Amy Spatrisano Says Goodbye—For Now

One of the owners of MeetGreen takes time to decide what her next chapter will be

Amy Spatrisano, CMP, has announced that she is leaving her firm, MeetGreen, on June 30. The Portland, Ore.–based conference management company made its mark as one of the early consultancies to specialize in helping meetings and events become more sustainable.

In 2003, Spatrisano and business partner Nancy Zavada also co-founded the Green Meeting Industry Council, a not-for-profit association whose mission is to transform the global meetings industry through sustainability. As chair of the APEX Green Meetings and Events Panel (an initiative of the Convention Industry Council) in 2008, Spatrisano led the task force that was charged with creating standards for more sustainable meetings. These would become the APEX/ASTM Standards for Green Meetings, which was published in May 2013.
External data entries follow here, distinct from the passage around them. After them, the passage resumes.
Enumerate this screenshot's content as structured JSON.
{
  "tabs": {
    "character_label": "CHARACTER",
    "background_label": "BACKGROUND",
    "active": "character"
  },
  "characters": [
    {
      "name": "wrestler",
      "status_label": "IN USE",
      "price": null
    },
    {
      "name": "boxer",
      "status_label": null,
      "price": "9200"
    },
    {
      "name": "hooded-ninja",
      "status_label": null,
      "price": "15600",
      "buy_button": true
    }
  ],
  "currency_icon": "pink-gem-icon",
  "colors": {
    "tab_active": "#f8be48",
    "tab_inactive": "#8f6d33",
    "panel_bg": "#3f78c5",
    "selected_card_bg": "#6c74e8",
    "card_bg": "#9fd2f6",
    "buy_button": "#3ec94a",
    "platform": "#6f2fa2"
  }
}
Spatrisano has sold her share of the company to Zavada, who will continue the good work, with a great team, in event sustainability.

Spatrisano talked with Betsy Bair of MeetingsNet at the recent IMEX trade show in Frankfurt about her reasons for making such a dramatic change in her life.
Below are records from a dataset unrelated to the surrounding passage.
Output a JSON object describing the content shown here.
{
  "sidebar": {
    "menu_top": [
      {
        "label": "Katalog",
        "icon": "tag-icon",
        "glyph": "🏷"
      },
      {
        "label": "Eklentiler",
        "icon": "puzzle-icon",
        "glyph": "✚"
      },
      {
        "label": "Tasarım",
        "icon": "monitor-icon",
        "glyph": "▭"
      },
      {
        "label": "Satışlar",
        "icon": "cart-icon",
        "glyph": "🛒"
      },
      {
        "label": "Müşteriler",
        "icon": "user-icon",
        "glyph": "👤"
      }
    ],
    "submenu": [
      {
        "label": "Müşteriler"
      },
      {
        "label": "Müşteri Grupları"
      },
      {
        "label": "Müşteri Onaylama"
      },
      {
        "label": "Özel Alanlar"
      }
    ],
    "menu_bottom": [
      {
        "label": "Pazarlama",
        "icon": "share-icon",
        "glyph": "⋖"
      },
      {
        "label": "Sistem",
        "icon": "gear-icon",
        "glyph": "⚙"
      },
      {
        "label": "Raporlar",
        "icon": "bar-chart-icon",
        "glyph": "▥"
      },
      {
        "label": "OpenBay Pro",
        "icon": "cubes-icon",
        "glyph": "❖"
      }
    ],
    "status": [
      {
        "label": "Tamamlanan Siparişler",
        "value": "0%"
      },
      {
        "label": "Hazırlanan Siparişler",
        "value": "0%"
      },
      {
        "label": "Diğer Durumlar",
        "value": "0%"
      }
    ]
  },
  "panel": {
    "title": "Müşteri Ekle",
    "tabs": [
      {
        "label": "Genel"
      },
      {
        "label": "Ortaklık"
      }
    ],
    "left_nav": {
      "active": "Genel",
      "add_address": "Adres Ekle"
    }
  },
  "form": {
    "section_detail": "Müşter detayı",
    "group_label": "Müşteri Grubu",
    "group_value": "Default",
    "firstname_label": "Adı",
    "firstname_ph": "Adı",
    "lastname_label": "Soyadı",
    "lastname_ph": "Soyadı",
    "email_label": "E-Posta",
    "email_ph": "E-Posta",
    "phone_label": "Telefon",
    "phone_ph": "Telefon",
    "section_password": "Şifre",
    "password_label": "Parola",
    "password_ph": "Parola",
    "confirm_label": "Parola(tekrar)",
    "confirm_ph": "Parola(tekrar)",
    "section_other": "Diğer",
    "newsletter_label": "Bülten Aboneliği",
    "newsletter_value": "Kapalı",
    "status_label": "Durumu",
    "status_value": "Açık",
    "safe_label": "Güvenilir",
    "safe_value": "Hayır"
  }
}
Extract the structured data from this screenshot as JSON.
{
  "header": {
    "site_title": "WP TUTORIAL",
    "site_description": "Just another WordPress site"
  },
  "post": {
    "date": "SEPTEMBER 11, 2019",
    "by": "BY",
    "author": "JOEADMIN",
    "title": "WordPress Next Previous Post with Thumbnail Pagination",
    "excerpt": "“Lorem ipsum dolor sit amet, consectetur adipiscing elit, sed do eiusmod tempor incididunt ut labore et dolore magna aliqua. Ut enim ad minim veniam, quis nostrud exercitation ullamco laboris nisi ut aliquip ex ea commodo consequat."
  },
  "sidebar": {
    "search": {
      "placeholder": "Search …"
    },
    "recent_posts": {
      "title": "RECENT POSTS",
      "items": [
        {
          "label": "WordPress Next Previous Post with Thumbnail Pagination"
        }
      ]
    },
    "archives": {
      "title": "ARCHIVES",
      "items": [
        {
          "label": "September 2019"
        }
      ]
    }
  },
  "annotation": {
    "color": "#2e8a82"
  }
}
Amy Spatrisano (photo by Jason Grow)


“It became apparent to me that I no longer had the passion or drive to advocate for sustainability in the meetings industry. It had started to wane. Nancy and I have this philosophy about how people engage in their work. Whenever we interviewed people, new hires, we’d ask them: ‘In your last job, were you a prisoner, a tourist, or an adventurer?’
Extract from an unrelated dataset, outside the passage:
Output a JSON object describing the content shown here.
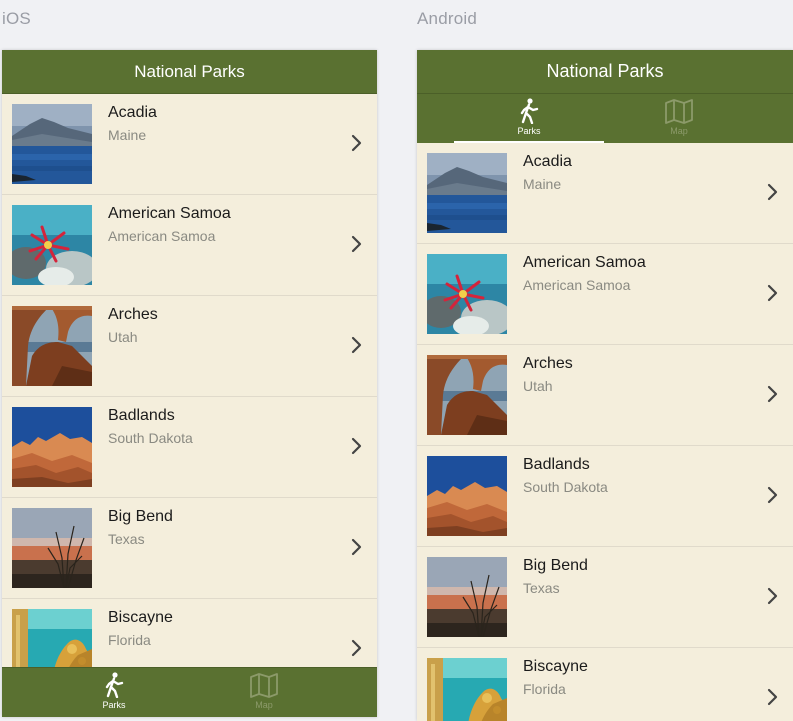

“Prisoners approach their work as if they have no choice; they’re stuck in their jobs. It might be because they take the job for the money, or it could be they don’t see a way out. They often complain about their work. The person who’s a tourist comes and goes; they watch to see what everybody else is doing, and if it’s something safe, they’ll go along with it. They don’t go against the flow. They are not risk takers. The adventurer, on the other hand, takes risks; they are more fearless and they enjoy the challenges.

“I was no longer feeling like an adventurer. I was becoming more of a tourist, perhaps even heading toward the prisoner side. I no longer felt the same level of drive or passion for the work we were doing. The industry engagement in sustainable practices is continuing to build and evolve, which was the whole idea, one of my hopes. There are so many bright, smart, energetic people out there taking sustainability initiatives to the next level, which is awesome! Now, it’s time for me to find another avenue to engage in as an adventurer. 

“I’m taking a bit of time off to discover what my next chapter will be. Whether or not it will be in the meetings industry is a big question for me. I don’t know what that looks like at the moment, but I have a few ideas. I’ve been so fortunate to have built such wonderful relationships within the industry and plan to stay connected. As I take this leap, I’m reminded of one of my favorite quotes, something Emerson wrote:

Do not go where the path may lead.                                       
Go instead where there is no path and leave a trail.

“That’s likely where you’ll find me.”